Are there improvements you need to make to your home? Are you thinking of consolidating debt? If you’ve answered yes to either of these questions, you may want to consider taking out a home equity loan. Let’s take a look at what it is and why it could be beneficial for you.
What is it?
Buying a home means building equity over time. If you need it, you can use that equity to take out a small loan. An article written for discover.com explains this more in detail by saying, “A home equity loan, often referred to as a second mortgage, allows you to borrow money for large expenses or to consolidate debt by leveraging the available equity in your home. Your home equity is based on the difference between the appraised value of your home and your current balance on your mortgage. For example, if the value of your home is appraised at $200,000 and you still owe $150,000 on your mortgage, your available equity is $50,000.” It goes on to say, “A home equity loan is essentially a one-time consumer loan using your home as collateral. If your home is worth more than you owe on it, you have equity, and may be able to use this equity to borrow money.”
Why Would You Need It?
A home equity loan is also a great option if you want to make improvements to your home. For example, maybe you decide you want to redo your kitchen. Hypothetically, you could take out a $15,000 home equity loan to update the space. Given that a kitchen will yield a significant return on investment, it would be worthwhile for you to utilize your home equity line to get that project done. Spending $15k to renovate when you’ll likely to make that money back and more when you sell is a responsible use of funds. Your other option in using this type of loan would be debt consolidation. Because mortgage rates are so low, people often use their home equity to pay off other debts. This leads to a higher mortgage each month but can ultimately save you money in the long run.
Home Equity Pros
There are several pros to taking out a home equity loan.
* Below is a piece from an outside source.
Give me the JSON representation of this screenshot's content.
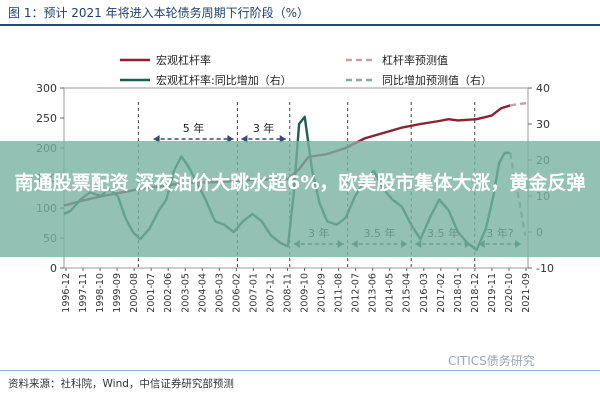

An article written by Natalie Campisi for bankrate.com lists the following, “1. Payments are structured and begin right away, which makes it easier to budget. 2. Home equity loans usually have a fixed rate, so the amount you pay will likely stay at or close to the same amount each month. 3. If you aren’t planning to start remodeling immediately, you can move the money to an interest-bearing account and earn money on your money. 4. All money is disbursed upfront, making the loan a good option for large-scale improvement projects.”
Whether it’s home projects or debt consolidation, home equity loans are a worth considering. Talk to your mortgage officer to see if this is an option for you.